We were in a zoological mind frame so we took a walk over to Creature Encounters and cuddled with some lovely snakes. I looked at the arachnids from a safe distance, but my girl, my 8-year-old daughter held a tarantula. This was a little much for my 5-year-old son. He wanted nothing to do with the big, hairy spider, like me. The snakes, he loved, he tried to get one to live in his shirt, and now we have to find a way to get a new family pet that could eat our dog. Creature Encounters had two booths, one was teamed up with TorBang Photography, and they offered some fantastic pictures, so we decided to have a nice impromptu family portrait. A great picture is now on my piano. One family portrait was not enough, we walked down to EarthWings for a second, this time with an Owl. EarthWings is a cool conservation organization we were happy to give a donation. Have you ever met and pet an Owl? Those guys are really cool; the kids wanted one of those as a pet as well. I told them they couldn’t have a snake and an owl, they are still mulling that over.
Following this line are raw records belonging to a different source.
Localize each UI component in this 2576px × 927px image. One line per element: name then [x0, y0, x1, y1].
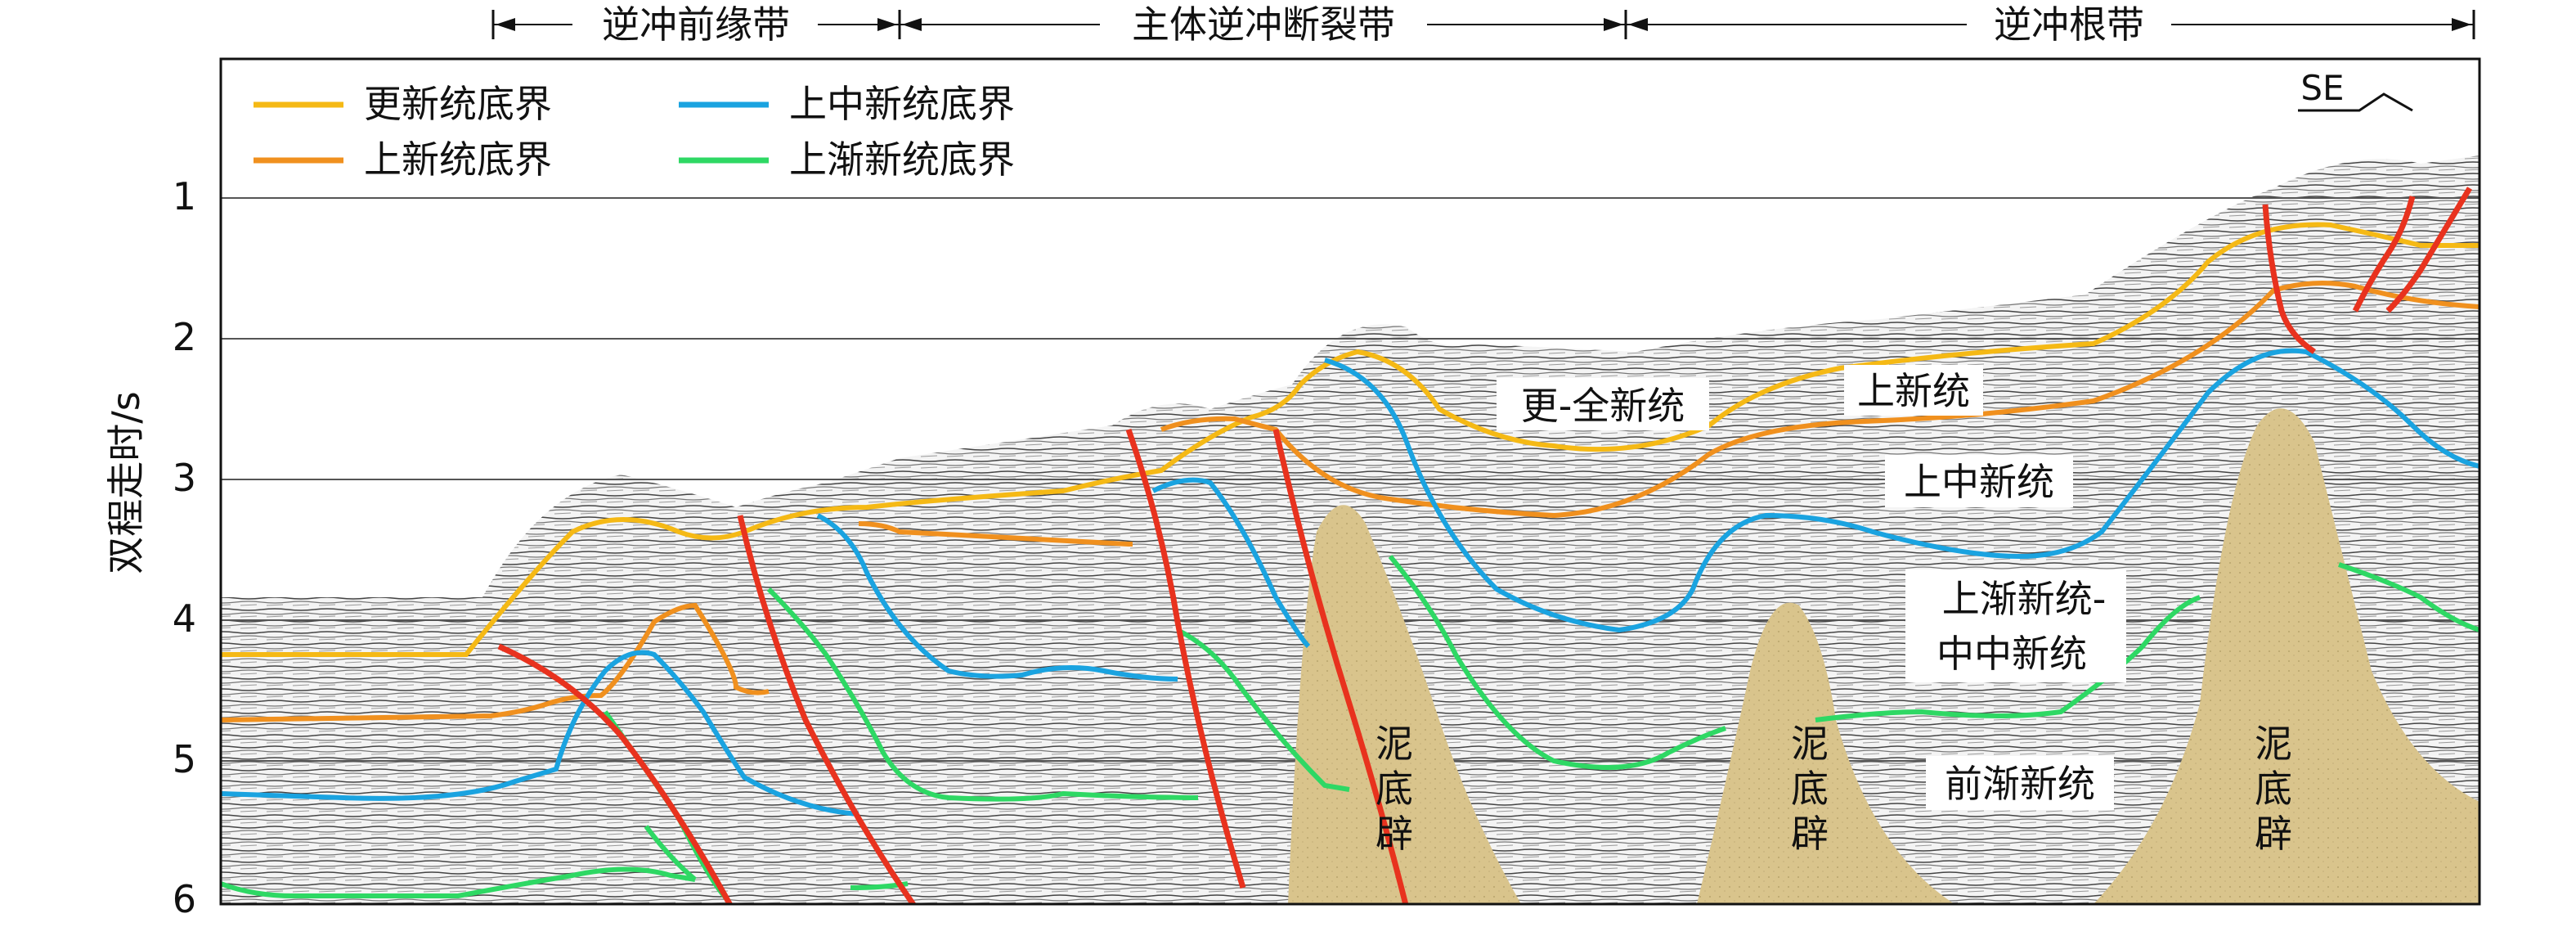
y-tick-label: 1 [173, 174, 196, 218]
y-axis-label: 双程走时/s [104, 391, 148, 574]
thrust-fault [2352, 196, 2416, 313]
diapir-label: 泥 [1376, 722, 1413, 766]
unit-label-pleistocene-holocene: 更-全新统 [1521, 384, 1685, 428]
horizon-upper-miocene-base [221, 348, 2480, 817]
legend-label: 上新统底界 [364, 137, 552, 182]
y-tick-label: 2 [173, 315, 196, 359]
thrust-fault [2385, 187, 2473, 313]
unit-label-upper-miocene: 上中新统 [1904, 460, 2054, 504]
unit-label-pliocene: 上新统 [1857, 369, 1970, 413]
diapir-label: 辟 [1376, 812, 1413, 856]
thrust-fault [1125, 428, 1246, 889]
diapir-label: 底 [2255, 767, 2292, 811]
diapir-label: 泥 [2255, 722, 2292, 766]
thrust-faults [497, 187, 2473, 904]
thrust-fault [1272, 429, 1409, 904]
zone-header: 逆冲前缘带 主体逆冲断裂带 逆冲根带 [491, 2, 2475, 47]
legend-label: 上渐新统底界 [789, 137, 1015, 182]
section-body: SE [221, 68, 2480, 904]
y-tick-label: 4 [173, 596, 196, 641]
diapir-label: 底 [1791, 767, 1829, 811]
diapir-label: 辟 [1791, 812, 1829, 856]
diapir-label: 泥 [1791, 722, 1829, 766]
zone-label-frontal: 逆冲前缘带 [602, 2, 790, 47]
mud-diapir [1697, 602, 1954, 904]
y-axis: 双程走时/s 1 2 3 4 5 6 [104, 174, 196, 921]
unit-labels: 更-全新统 上新统 上中新统 上渐新统- 中中新统 前渐新统 [1497, 365, 2126, 810]
y-tick-label: 3 [173, 456, 196, 500]
unit-label-oligocene-miocene-1: 上渐新统- [1942, 577, 2107, 621]
diapir-label: 辟 [2255, 812, 2292, 856]
direction-label: SE [2300, 68, 2344, 108]
unit-label-pre-oligocene: 前渐新统 [1945, 762, 2095, 806]
thrust-fault [497, 643, 734, 904]
y-tick-label: 5 [173, 737, 196, 781]
plot-frame [219, 57, 2481, 906]
legend: 更新统底界 上新统底界 上中新统底界 上渐新统底界 [254, 82, 1015, 182]
y-tick-label: 6 [173, 877, 196, 921]
zone-label-root: 逆冲根带 [1994, 2, 2144, 47]
diapir-label: 底 [1376, 767, 1413, 811]
mud-diapir [2094, 408, 2480, 904]
legend-label: 更新统底界 [364, 82, 552, 126]
mud-diapir [1288, 505, 1521, 904]
unit-label-oligocene-miocene-2: 中中新统 [1936, 632, 2087, 676]
thrust-fault [737, 515, 917, 904]
thrust-fault [2262, 204, 2316, 354]
legend-label: 上中新统底界 [789, 82, 1015, 126]
horizon-pleistocene-base [221, 222, 2480, 657]
direction-indicator: SE [2298, 68, 2413, 112]
diapir-labels: 泥 底 辟 泥 底 辟 泥 底 辟 [1376, 722, 2292, 856]
horizon-pliocene-base [221, 281, 2480, 722]
zone-label-main-fault: 主体逆冲断裂带 [1132, 2, 1395, 47]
It was now almost time to go home, but we had a few last things to do. First was to try our hand at break dancing. When I say we, I mean my son. He watched the UDO (Urban Dance Organization) bust a few moves, and then learned a few himself. While we waited for Magician Craig Campbell’s show to start. The kids loved his show, and he was very great talking with the kids after the show.
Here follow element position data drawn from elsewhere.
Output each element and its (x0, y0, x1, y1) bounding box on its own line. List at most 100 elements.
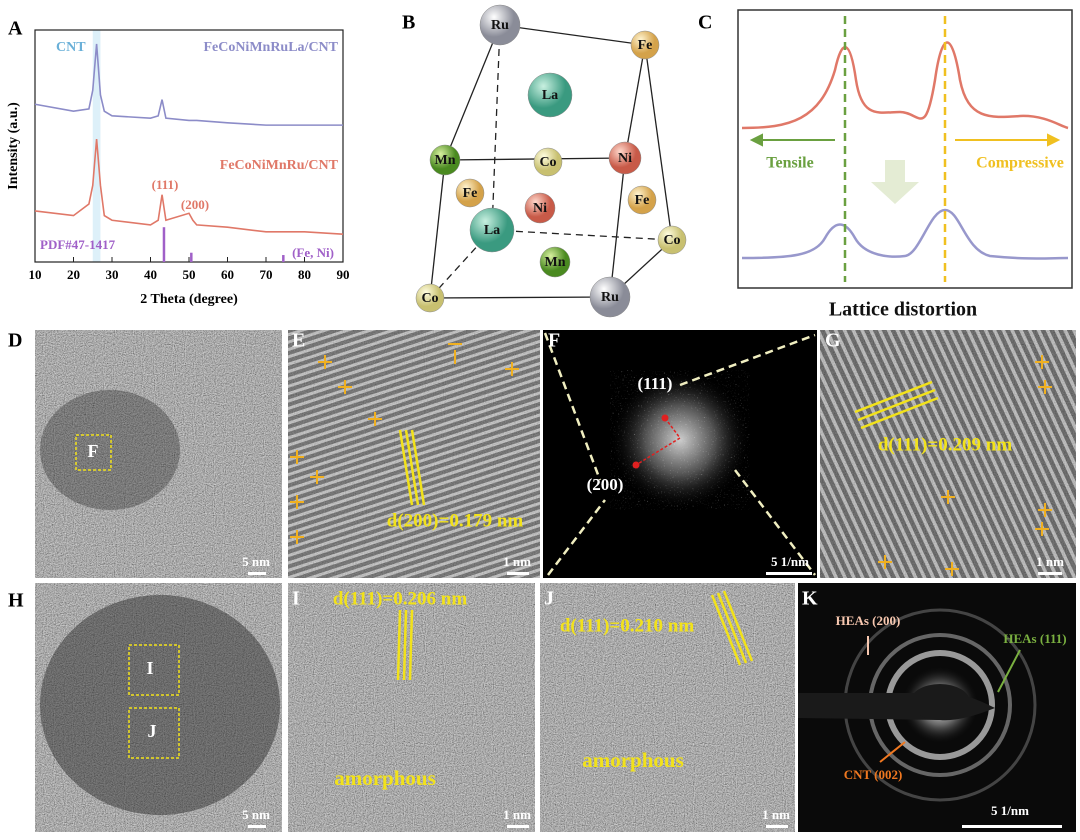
atom-label: Ni (533, 201, 547, 216)
spacing-label: d(111)=0.210 nm (560, 615, 695, 636)
box-label: F (88, 441, 99, 461)
lattice-lines (398, 429, 426, 506)
scale-label: 1 nm (1036, 554, 1064, 569)
note: amorphous (582, 748, 684, 772)
cell-edge (644, 44, 673, 241)
ring-label: HEAs (111) (1003, 631, 1066, 646)
scale-bar (248, 825, 266, 828)
atom (657, 225, 687, 255)
atom-label: Co (421, 291, 438, 306)
atom (455, 178, 485, 208)
hrtem-image: J d(111)=0.210 nm amorphous 1 nm (540, 583, 795, 832)
distortion-schematic: Tensile Compressive Lattice distortion (737, 9, 1073, 321)
scale-bar (248, 572, 266, 575)
scale-bar (962, 825, 1062, 828)
spacing-label: d(111)=0.209 nm (878, 434, 1013, 455)
scale-bar (766, 572, 812, 575)
x-tick-label: 10 (29, 267, 42, 282)
atom (524, 192, 556, 224)
compressive-label: Compressive (976, 155, 1064, 172)
cell-edge (499, 24, 646, 46)
fft-pattern: F (111) (200) 5 1/nm (543, 330, 817, 578)
tem-image: I J 5 nm (35, 583, 282, 832)
image (35, 583, 282, 832)
note: amorphous (334, 766, 436, 790)
atom (539, 246, 571, 278)
pointer (879, 741, 906, 763)
scale-label: 1 nm (762, 807, 790, 822)
ring-label: CNT (002) (844, 767, 903, 782)
dislocations (878, 355, 1052, 576)
cell-edge (491, 24, 501, 231)
x-tick-label: 20 (67, 267, 80, 282)
relaxed-curve (741, 208, 1069, 260)
hrtem-image: I d(111)=0.206 nm amorphous 1 nm (288, 583, 535, 832)
atom (429, 144, 461, 176)
cell-edge (429, 159, 446, 299)
series-label: FeCoNiMnRuLa/CNT (203, 40, 338, 55)
atom (533, 147, 563, 177)
reference-label: PDF#47-1417 (40, 237, 116, 252)
zoom-box (128, 707, 180, 759)
xrd-plot: 10 20 30 40 50 60 70 80 90 2 Theta (degree) Intens… (6, 29, 350, 307)
x-tick-label: 60 (221, 267, 234, 282)
panel-label: B (402, 12, 415, 34)
tensile-arrow (749, 133, 835, 147)
fft-filtered-image: G d(111)=0.209 nm 1 nm (820, 330, 1076, 578)
x-tick-label: 40 (144, 267, 157, 282)
x-tick-label: 90 (337, 267, 350, 282)
strained-curve (741, 41, 1069, 130)
series-label: FeCoNiMnRu/CNT (220, 158, 339, 173)
atom-label: Mn (545, 255, 566, 270)
atom (630, 30, 660, 60)
x-tick-label: 50 (183, 267, 196, 282)
panel-label: F (548, 330, 560, 352)
down-arrow (871, 160, 919, 204)
peak-label: (111) (152, 177, 179, 192)
compressive-arrow (955, 133, 1061, 147)
lattice-lines (396, 609, 414, 681)
panel-label: I (292, 588, 300, 610)
noise (820, 330, 1076, 578)
tensile-label: Tensile (766, 155, 813, 172)
cell-edge (609, 157, 626, 298)
atom (479, 4, 521, 46)
atom-label: Mn (435, 153, 456, 168)
atom-label: Ru (491, 18, 509, 33)
atom-label: La (542, 88, 558, 103)
box-label: J (148, 721, 157, 741)
scale-bar (507, 572, 529, 575)
cnt-label: CNT (56, 40, 86, 55)
scale-bar (507, 825, 529, 828)
panel-label: D (8, 330, 22, 352)
particle (40, 595, 280, 815)
cell-edge (429, 296, 611, 299)
caption: Lattice distortion (829, 299, 977, 321)
particle (40, 390, 180, 510)
atom (627, 185, 657, 215)
image (540, 583, 795, 832)
scale-label: 5 1/nm (991, 803, 1029, 818)
atom (608, 141, 642, 175)
scale-bar (766, 825, 788, 828)
atom-label: Fe (463, 186, 478, 201)
zoom-box (128, 644, 180, 696)
tem-image: F 5 nm (35, 330, 282, 578)
pointer (997, 649, 1021, 693)
y-axis-label: Intensity (a.u.) (6, 102, 21, 190)
atom-label: Ni (618, 151, 632, 166)
spot-label: (200) (587, 475, 624, 494)
fft-filtered-image: E d(200)=0.179 nm 1 nm (288, 330, 540, 578)
atom (415, 283, 445, 313)
box-label: I (146, 658, 153, 678)
x-tick-label: 30 (106, 267, 119, 282)
panel-label: H (8, 590, 24, 612)
lattice-lines (854, 380, 939, 430)
zoom-lines (543, 332, 816, 576)
ring-label: HEAs (200) (836, 613, 901, 628)
x-tick-label: 80 (298, 267, 311, 282)
xrd-curve (34, 43, 343, 126)
atom-label: Ru (601, 290, 619, 305)
panel-label: E (292, 330, 305, 352)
The only thing we had left was the Utah Lego Users Group. This setup we must have visited a dozen times. My son, who loves Legos, examined every inch of their display. He wanted to see how it was put together, and he wanted to get in to play with it all. It was impressive to say the least, and it was a great spot to spend some time.
Salt Lake Comic Con’s Fan Xperience KidCon was a fantastic idea, and much more fun than I was able to describe. My kids, upon learning of their impending visit to the convention immediately balked at the idea. They had memories of last September, and the massive crowds, and general boredom as we tried to find something to keep them entertained. After FanX, they can’t wait to go back. I cannot offer enough praise to Dan Farr, and everyone at Salt Lake Comic Con for what they put together. I hope, very much, as do my kids, that KidCon comes back in September, and that it comes back bigger and better.